Ah nerede vah nerede?
Peki, toplumsal ve insani değerlerimiz, geleneklerimiz, yardımlaşma iç güdümüz, topluma fayda sağlama arzularımız nerede kaldılar?
Tüketim telaşı içerisindeyken sormaya fırsat bulamadığımız bu soru, gözle görülmez elle tutulmaz bir virüsün dünyayı dize getirmesiyle tüketicilerde farklı şekillerde farkındalık yaratarak yanıtını gösterdi. Başta sokağa çıkma kısıtlamaları, fiziksel mesafe ve belli yaşın üzerindeki yakınlarımızla görüşememe olmak üzere özgürlüğün ne kadar değerli olduğunu anladık. Pandemi sürecinde her 10 Türk tüketiciden 7’sinden ortak olarak duyduklarım:
- Bu süreç yeniden kendimizi gözden geçirmemizi sağladı. Evde kaldığım sürece evi ve dolapları tekrar gözden geçirme fırsatı buldum. Ne kadar çok eşya ve giyecek almışız. Fazlasını olduğu gibi ayırdım ve ihtiyacı olanlara dağıtacağım.
- Garajımızda son model arabalar var, binemiyoruz; paramız var, harcayamıyoruz. Bu virüs bize eşyanın aslında hiçbir değeri olmadığını öğretti. Bundan sonra daha çok toplumda ihtiyacı olan insanlara yardım edeceğim.

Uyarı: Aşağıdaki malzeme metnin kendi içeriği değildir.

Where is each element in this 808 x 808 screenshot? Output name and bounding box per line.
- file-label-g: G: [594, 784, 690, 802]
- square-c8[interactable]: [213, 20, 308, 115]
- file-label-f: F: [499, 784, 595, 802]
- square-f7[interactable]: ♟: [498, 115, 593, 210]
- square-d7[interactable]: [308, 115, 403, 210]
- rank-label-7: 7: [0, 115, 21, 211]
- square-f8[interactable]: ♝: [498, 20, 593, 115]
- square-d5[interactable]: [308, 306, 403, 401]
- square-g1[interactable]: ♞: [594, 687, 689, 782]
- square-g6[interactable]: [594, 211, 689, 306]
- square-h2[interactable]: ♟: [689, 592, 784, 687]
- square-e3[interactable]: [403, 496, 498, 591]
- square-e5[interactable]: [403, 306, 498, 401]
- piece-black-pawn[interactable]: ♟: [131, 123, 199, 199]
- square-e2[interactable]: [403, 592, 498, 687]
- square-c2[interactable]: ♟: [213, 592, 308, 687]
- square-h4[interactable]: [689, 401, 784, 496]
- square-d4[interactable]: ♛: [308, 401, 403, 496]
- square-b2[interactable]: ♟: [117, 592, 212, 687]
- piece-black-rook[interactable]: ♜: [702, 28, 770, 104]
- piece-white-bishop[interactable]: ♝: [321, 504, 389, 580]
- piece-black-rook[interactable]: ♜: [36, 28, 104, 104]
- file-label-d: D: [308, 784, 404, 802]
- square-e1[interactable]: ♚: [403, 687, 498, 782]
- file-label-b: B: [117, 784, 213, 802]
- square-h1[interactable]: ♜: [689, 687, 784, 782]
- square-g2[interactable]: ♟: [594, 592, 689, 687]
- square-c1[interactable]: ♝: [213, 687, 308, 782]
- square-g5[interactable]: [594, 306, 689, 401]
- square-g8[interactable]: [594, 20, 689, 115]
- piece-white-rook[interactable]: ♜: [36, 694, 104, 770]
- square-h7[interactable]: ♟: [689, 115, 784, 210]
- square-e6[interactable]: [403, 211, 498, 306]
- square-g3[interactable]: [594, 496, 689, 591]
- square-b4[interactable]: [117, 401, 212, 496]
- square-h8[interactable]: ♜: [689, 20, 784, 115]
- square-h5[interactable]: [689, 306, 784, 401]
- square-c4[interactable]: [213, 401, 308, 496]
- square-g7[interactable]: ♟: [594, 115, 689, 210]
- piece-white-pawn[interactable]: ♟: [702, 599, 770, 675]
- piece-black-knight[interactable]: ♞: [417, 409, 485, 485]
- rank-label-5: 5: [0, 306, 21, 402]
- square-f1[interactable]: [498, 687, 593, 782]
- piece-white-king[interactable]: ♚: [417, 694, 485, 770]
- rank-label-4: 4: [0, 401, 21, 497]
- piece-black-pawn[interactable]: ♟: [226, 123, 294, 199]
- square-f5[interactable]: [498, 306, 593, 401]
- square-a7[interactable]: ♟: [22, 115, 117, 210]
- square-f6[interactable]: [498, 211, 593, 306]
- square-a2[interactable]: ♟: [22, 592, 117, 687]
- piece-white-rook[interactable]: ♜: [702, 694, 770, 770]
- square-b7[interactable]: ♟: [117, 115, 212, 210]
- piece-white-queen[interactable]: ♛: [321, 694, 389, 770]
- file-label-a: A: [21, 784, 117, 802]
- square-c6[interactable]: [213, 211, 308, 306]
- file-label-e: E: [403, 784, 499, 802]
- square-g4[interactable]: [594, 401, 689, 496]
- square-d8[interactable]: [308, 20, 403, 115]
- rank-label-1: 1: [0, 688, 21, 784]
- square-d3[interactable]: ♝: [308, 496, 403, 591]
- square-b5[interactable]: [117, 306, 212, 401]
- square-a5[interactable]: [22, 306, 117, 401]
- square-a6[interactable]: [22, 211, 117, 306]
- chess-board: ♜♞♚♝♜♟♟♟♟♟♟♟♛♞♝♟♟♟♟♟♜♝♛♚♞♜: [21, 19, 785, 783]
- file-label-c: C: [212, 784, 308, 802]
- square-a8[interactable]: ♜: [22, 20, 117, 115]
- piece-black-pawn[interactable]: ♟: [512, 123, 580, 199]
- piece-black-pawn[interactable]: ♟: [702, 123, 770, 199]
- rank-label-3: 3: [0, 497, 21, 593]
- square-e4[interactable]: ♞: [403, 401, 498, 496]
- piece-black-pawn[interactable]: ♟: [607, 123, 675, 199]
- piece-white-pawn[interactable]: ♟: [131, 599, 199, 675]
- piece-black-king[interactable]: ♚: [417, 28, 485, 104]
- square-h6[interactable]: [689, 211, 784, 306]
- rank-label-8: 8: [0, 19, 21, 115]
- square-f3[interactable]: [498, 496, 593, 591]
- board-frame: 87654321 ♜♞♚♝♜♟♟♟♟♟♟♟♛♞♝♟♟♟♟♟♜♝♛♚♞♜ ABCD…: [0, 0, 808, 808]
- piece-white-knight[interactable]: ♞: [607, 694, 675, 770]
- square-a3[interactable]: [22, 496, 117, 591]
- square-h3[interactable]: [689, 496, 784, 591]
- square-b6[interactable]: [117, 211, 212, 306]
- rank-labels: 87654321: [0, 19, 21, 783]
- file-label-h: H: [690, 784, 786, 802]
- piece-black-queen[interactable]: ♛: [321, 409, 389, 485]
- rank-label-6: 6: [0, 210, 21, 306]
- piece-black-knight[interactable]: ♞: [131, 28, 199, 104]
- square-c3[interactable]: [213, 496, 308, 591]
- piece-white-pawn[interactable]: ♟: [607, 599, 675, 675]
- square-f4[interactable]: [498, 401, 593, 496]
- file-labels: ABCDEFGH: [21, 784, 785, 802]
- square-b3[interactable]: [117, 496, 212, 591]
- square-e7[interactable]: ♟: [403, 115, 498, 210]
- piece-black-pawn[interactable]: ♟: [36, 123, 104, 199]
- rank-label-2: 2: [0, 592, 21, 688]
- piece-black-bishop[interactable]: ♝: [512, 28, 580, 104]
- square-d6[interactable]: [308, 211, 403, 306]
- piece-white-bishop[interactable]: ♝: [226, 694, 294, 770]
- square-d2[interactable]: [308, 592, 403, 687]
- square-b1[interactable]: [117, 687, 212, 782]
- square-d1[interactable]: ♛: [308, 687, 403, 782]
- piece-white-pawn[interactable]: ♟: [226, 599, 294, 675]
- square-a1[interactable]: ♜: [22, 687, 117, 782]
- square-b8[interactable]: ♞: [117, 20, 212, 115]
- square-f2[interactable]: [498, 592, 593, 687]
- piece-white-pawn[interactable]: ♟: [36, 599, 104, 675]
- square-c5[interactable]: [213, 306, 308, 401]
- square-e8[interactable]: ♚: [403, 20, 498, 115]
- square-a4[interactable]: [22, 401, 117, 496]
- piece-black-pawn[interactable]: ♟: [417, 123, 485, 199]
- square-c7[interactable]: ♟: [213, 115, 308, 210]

- Evimi ve kişisel eşyalarımı sadeleştirdim ve bundan sonra da bunlara harcama yapmayacağım, deneyime harcama yapmanın daha önemli olduğunu gördüm, öğrencilere burs vereceğim.
- Bu süreçte işten çıkan ve ihtiyacı olanlara yardım etmenin ne kadar önemli olduğunu gördüm ve çevremdeki kişilerden de yardım toplayarak bu insanlara yardımcı olmaya çalıştım.
Tüketicilerin samimi ifadelerinden sahip olma hırsının yani dünya nimetlerine bağlılığın, pandemiyle insana yakışır bir yöne evrildiğini ve bu nedenle tüketicilerin insanlık değerlerine sahip çıkma mecburiyetini hissetmesine şahit oluyoruz. Tüketiciden tekrar bireye yani insana geri dönüş yapıyoruz. Bu da materyalizmin yerini alturizme bırakmasına yol açıyor.
Ümit ederim ki bu durum geçici olmaz ve insanlık olarak pandemiyi alt ettikten sonra da bu süreçte kazandığımız farkındalıklara bundan sonra hangi krizle karşı karşıya gelirsek gelelim sahip çıkarız.
O zaman “YAŞASIN YENİ DÜNYA DÜZENİ! YAŞASIN İNSANİ DEĞERLERİMİZ!”.